Supreme Court to hear affirmative action case starting Wednesday


Higher Education community still divided over desired court ruling


The Daily Pennsylvanian asked students what they thought about affirmative action. The Supreme Court will be hearing a case surrounding race-based admissions soon. Watch the video and get the full story here.



With oral arguments on a landmark affirmative action case set to begin in front of the nation’s highest court on Wednesday, members of the higher education world and the Penn community are continuing to express mixed hopes about the court’s ruling.

In Fisher v. University of Texas at Austin, Abigail Fisher — a white woman who was denied admission to the University of Texas in 2008 — is arguing that the school’s policy of using race as a consideration in admissions decisions violates the Equal Protection Clause of the 14th Amendment to the Constitution.

Some argue that ruling UT’s policy as unconstitutional would have broad detrimental impacts for students across the country.

College senior and United Minorities Council Co-Chair Lucia Xiong said the UMC hopes the Court will uphold UT’s policy as constitutional. Affirmative action, she said, is necessary to create equal educational opportunities for disadvantaged students.

“They are unable to get higher scores because of a disadvantaged background,” she said. “But that doesn’t mean they’re incapable of fulfilling the same jobs or getting the same grades once they get to the university.”

Penn currently uses race as a factor in a holistic review process of applicants, according to Dean of Admissions Eric Furda. To voice its support for UT’s policy, Penn joined with the rest of the Ivy League schools, along with other selective institutions like the Massachusetts Institute of Technology, to file an amicus curiae brief in August.

The schools urged the Court to uphold UT’s policy in order to recognize the role diversity plays in students’ college experiences.

Should the Court broadly rule that any consideration of race in college admissions is unconstitutional, it would overturn precedent set in 2003, when it upheld the University of Michigan Law School’s affirmative action policy in Grutter v. Bollinger. Some believe that now is the right time for the Court to change course.

“I think the dirty secret of admissions is how big the racial preferences are right now and how unfair they are,” President of Hernandez College Consulting Michele Hernandez said. “They will take a wealthy black student whose parents both went to Harvard Law School because it looks diverse in the books.”

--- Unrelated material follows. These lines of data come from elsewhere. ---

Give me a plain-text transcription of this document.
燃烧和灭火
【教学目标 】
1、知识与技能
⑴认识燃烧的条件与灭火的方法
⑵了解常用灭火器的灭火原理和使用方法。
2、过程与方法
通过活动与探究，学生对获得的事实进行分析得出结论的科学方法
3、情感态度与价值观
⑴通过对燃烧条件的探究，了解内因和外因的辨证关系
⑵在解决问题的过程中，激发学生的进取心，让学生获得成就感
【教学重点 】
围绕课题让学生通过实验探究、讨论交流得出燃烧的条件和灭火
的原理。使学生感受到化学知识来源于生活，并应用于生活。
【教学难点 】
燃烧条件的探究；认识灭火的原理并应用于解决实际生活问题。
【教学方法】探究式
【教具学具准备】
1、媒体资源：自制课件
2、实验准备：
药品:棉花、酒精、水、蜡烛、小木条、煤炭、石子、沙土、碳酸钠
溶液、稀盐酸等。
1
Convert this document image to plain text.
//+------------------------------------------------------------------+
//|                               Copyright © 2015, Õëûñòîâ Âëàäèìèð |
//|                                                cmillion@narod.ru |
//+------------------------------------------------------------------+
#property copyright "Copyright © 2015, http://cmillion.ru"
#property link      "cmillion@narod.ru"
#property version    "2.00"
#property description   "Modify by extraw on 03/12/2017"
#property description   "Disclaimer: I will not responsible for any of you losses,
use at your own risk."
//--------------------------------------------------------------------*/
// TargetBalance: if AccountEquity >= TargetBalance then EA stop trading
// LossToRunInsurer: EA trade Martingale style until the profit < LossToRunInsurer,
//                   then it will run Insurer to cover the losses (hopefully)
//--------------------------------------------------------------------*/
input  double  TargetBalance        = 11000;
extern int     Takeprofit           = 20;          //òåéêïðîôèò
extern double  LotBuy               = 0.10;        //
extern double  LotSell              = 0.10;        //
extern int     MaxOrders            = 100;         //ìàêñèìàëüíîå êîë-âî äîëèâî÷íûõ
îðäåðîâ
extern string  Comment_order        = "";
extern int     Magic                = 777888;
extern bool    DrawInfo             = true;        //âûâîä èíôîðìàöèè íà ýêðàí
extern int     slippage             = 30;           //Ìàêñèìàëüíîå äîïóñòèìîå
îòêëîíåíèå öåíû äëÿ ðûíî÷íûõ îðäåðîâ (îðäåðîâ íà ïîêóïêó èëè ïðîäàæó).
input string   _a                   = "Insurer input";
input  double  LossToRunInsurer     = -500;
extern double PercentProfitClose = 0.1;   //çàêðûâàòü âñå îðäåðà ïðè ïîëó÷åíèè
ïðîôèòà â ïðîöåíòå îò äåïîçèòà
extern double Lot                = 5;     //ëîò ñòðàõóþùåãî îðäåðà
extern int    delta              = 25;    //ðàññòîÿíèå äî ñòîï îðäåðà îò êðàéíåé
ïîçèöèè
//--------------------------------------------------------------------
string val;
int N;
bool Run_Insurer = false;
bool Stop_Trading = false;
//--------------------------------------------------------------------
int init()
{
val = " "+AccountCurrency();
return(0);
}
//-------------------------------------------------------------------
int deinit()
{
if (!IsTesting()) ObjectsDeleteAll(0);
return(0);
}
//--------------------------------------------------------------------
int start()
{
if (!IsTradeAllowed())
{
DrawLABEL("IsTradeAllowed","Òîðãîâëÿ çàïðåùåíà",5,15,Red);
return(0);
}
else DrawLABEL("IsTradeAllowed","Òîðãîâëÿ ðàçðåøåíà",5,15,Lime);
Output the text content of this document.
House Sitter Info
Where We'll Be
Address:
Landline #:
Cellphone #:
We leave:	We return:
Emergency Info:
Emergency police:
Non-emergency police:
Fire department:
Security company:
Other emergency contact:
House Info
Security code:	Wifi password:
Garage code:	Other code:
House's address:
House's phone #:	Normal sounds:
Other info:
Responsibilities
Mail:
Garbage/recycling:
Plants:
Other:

Hernandez also pointed to her experience as a Dartmouth College admissions officer as evidence that many students admitted through affirmative action are unable to perform at the same level as their peers at top schools. She cited an Oct. 4 New York Times op-ed by Princeton sociology professor Thomas Espenshade, who studied eight elite colleges from 1999 to 2003 and found that half of black students and a third of Hispanic students eventually graduated in the bottom 20 percent of their classes.

As a result, Hernandez said she would support affirmative action based on socio-economic diversity, rather than racial diversity. Others, however, disagreed that the changed approach to affirmative action would have comparable impacts.

“No one who studied the question believes that it will result in anything like the racial diversity in higher education that has been achieved by race-based affirmative action,” said political science professor Rogers Smith, who specializes in constitutional law and supports the UT policy. “The great majority of poor people in the U.S. are white.”

Others similarly argue that changing course from previous rulings that support affirmative action would be a mistake for the Court.

“The educational experience of our students in a context that is going to be different from their own perspective … is critically important,” Furda said.

Smith added that, barring a surprise from the more conservative justices, he expects the Court to overrule all use of racial classifications in admissions as unconstitutional.

After hearing oral arguments Wednesday, the Court’s decision will come by the end of the first term in June, Smith said. Even if the justices surprise most experts by upholding UT’s policy, Furda believes that the case will have significant ripple effects for colleges across the country.

“Either way, the tenor of the conversations I’ve been in is that the type of work is going to be different after June, regardless of what way the decision is,” Furda said. “If we have to change the way we do work, we’re going to change the way we do work.”